Naturellement, ayant déjà perdu mon pauvre frère, ce sera pour vous et toute la famille une grande douleur; vous achèterez une petite couronne ou un rameau de laurier que vous mettrez sur la tombe de mon frère et vous lui direz un dernier adieu pour moi.

Embrassez bien mes soeurs et frères et beaux-frères s'ils reviennent sains et saufs. Dites-leur que si ma vie a été courte, mon rôle aura été suffisamment rempli, car j'aurai disparu au champ d'honneur sous les plis du drapeau, en faisant mon devoir de Français.

Chers parents, j'écris cette lettre avant de partir au feu, car probablement demain nous arriverons sur le champ de bataille. Et, avant d'y aller, j'ai voulu vous faire mes adieux; pour le moment, je suis en parfaite santé et désire qu'il en soit de même pour vous tous; vous donnerez le bonjour à Monsieur Jacques et vous lui ferez voir ma lettre.

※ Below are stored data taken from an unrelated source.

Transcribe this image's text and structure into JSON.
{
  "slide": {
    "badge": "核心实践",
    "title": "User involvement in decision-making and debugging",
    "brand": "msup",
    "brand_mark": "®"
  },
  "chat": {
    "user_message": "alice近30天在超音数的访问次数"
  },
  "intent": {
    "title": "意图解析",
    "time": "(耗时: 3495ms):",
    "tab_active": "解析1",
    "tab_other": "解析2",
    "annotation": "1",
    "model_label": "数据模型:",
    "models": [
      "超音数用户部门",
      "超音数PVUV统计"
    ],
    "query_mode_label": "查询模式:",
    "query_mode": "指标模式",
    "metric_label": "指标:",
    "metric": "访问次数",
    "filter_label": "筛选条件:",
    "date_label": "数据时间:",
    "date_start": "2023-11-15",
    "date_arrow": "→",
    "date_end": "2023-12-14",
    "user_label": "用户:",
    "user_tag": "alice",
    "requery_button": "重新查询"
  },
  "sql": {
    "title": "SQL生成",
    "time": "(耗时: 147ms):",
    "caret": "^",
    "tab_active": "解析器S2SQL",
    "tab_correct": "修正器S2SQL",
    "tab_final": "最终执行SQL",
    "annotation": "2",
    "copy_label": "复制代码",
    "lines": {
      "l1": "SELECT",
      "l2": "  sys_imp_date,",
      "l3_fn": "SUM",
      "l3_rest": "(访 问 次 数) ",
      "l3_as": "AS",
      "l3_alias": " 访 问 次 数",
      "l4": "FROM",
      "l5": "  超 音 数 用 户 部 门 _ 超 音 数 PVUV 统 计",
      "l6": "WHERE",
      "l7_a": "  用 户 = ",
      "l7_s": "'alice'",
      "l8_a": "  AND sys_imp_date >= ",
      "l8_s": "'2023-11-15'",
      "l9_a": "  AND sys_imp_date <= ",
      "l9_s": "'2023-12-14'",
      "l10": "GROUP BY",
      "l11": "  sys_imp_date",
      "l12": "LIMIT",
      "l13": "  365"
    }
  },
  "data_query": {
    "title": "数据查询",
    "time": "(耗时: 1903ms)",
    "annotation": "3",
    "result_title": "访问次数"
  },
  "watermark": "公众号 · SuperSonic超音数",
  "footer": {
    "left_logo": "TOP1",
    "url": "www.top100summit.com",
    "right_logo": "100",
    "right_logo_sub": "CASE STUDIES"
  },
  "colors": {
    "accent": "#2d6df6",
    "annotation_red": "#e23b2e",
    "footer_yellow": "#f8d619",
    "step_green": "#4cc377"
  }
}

Je termine ma lettre en vous embrassant bien tous.

MARCELIN.

Lettre écrite par Etienne POTIER, tombé glorieusement dans les bois de l'Argonne, le 1er Octobre 1914.

1er Août 1914.

Cher Papa,

Comme vos autres fils, je pars à coup sûr pour me battre; je sais que vous pouvez compter qu'à l'exemple des vertus que vous nous avez appris à pratiquer, nous saurons les pratiquer à notre tour.

Merci mille fois de nous avoir élevés dans le sentiment du devoir. Je dois vous le dire en cette heure solennelle, tout ce que je suis, c'est à vous que je le dois, après Dieu, que vous nous avez appris en toutes circonstances à voir présider au destin des peuples et des familles.